There are nerves that help to turn on the muscles around the ankle and also help with the ability to feel around the lower leg and ankle. This starts with the sciatic nerve that originates in the back and divides into different nerves as it moves down the leg. These smaller nerves include the tibial nerve, sural nerve, common fibular nerve, superficial fibular nerve, and the deep fibular nerve. The tibial nerve turns on the muscles in the posterior or back compartment of the lower leg and ankle, including the calf muscles. The sural nerve provides feeling to the backside and outside aspects of the lower leg and foot. The common fibular nerve provides feeling to the outside of the back of the leg. The superficial fibular nerve provides feeling to the outside of the front of the shin and top of the foot.
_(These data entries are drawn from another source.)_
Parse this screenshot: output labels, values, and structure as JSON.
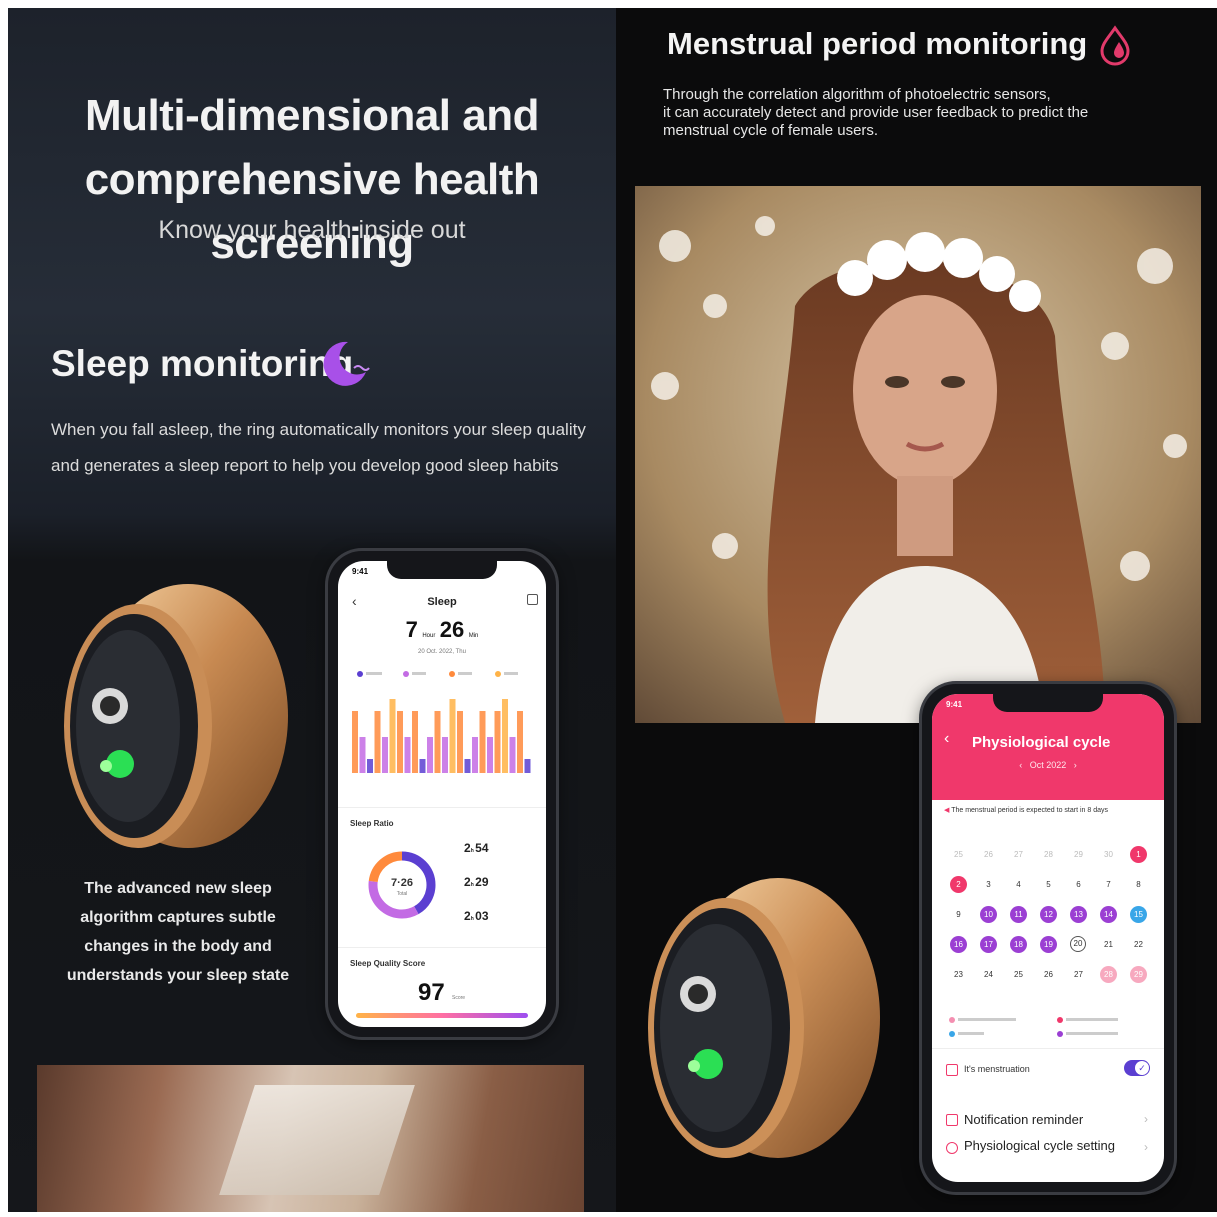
{
  "left": {
    "headline_line1": "Multi-dimensional and",
    "headline_line2": "comprehensive health screening",
    "subheadline": "Know your health inside out",
    "sleep_title": "Sleep monitoring",
    "sleep_desc_line1": "When you fall asleep, the ring automatically monitors your sleep quality",
    "sleep_desc_line2": "and generates a sleep report to help you develop good sleep habits",
    "caption_lines": [
      "The advanced new sleep",
      "algorithm captures subtle",
      "changes in the body and",
      "understands your sleep state"
    ]
  },
  "sleep_app": {
    "status_time": "9:41",
    "title": "Sleep",
    "total_hours": "7",
    "hours_unit": "Hour",
    "total_minutes": "26",
    "minutes_unit": "Min",
    "date": "20 Oct. 2022, Thu",
    "ratio_title": "Sleep Ratio",
    "ratio_center": "7·26",
    "ratio_center_sub": "Total",
    "stage_rows": [
      {
        "hours": "2",
        "minutes": "54"
      },
      {
        "hours": "2",
        "minutes": "29"
      },
      {
        "hours": "2",
        "minutes": "03"
      }
    ],
    "score_title": "Sleep Quality Score",
    "score": "97",
    "score_unit": "Score",
    "colors": {
      "deep": "#5b3fd1",
      "light": "#c36be4",
      "awake": "#ff8a3c",
      "rem": "#ffb347"
    }
  },
  "right": {
    "menstrual_title": "Menstrual period monitoring",
    "menstrual_desc_line1": "Through the correlation algorithm of photoelectric sensors,",
    "menstrual_desc_line2": "it can accurately detect and provide user feedback to predict the",
    "menstrual_desc_line3": "menstrual cycle of female users."
  },
  "cycle_app": {
    "status_time": "9:41",
    "title": "Physiological cycle",
    "month": "Oct 2022",
    "notice": "The menstrual period is expected to start in 8 days",
    "calendar_rows": [
      [
        "25",
        "26",
        "27",
        "28",
        "29",
        "30",
        "1"
      ],
      [
        "2",
        "3",
        "4",
        "5",
        "6",
        "7",
        "8"
      ],
      [
        "9",
        "10",
        "11",
        "12",
        "13",
        "14",
        "15"
      ],
      [
        "16",
        "17",
        "18",
        "19",
        "20",
        "21",
        "22"
      ],
      [
        "23",
        "24",
        "25",
        "26",
        "27",
        "28",
        "29"
      ]
    ],
    "toggle_label": "It's menstruation",
    "menu_items": [
      "Notification reminder",
      "Physiological cycle setting"
    ],
    "colors": {
      "brand": "#f0386b",
      "predicted": "#9b3fd3",
      "ovulation": "#39a6e8"
    }
  }
}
It also turns on the fibularis and fibularis brevis muscles. Finally, the deep fibular nerve turns on the muscles in the anterior or front compartment of the ankle. This is the muscle that is associated with a condition called drop foot which is when you are unable to bring your toes up which affects walking. Because these muscles are divisions of the sciatic nerve, this is why a back injury can cause issues down the leg even into the foot and ankle. These issues can include both sensory or feeling changes like numbness, tingling, or burning as well as motor or muscle changes like weakness.